CTS EVENTIM, DE0005470306

MÜNCHEN - Der Boom beim Ticketverkauf über das Internet sowie Zukäufe halten den Veranstalter CTS Eventim auf Kurs.

24.08.2017 - 13:08:24

CTS Eventim profitiert von Onlinetickets - Teure Events belasten Marge. Der Umsatz sei in den ersten sechs Monaten um 16 Prozent auf 489 Millionen Euro gewachsen, teilte das Unternehmen am Donnerstag mit. Erstmals seien weltweit mehr als 20 Millionen Tickets allein über Onlinekanäle verkauft worden, sagte Unternehmenschef Klaus-Peter Schulenberg laut Mitteilung.

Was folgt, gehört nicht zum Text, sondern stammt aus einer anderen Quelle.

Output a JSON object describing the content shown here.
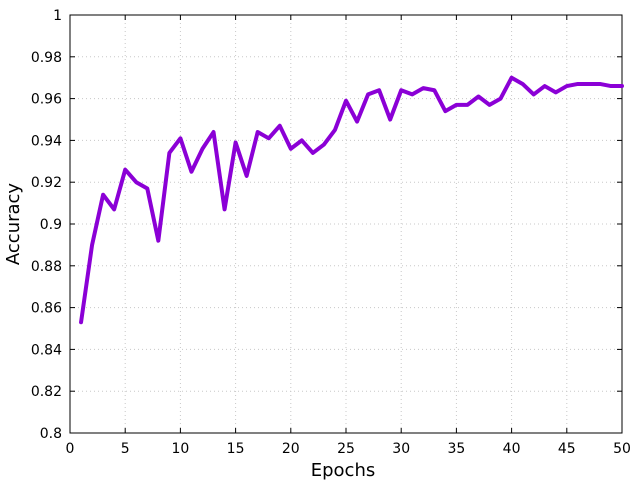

Nicht ganz so rund lief es hingegen im Veranstaltergeschäft. So verbuchte die Live-Entertainment-Sparte zwar einen Umsatzanstieg von gut einem Fünftel, allerdings ging auch das operative Ergebnis in dieser Größenordnung zurück. Der Aufbau neuer Festivalmarken und Vorlaufkosten für Veranstaltungen im zweiten Halbjahr lasteten auf dem Gewinn. Berenberg-Analyst Gunnar Cohrs glaubt, dass auch der Terroralarm während des Open Air-Konzerts Rock am Ring negativen Einfluss hatte.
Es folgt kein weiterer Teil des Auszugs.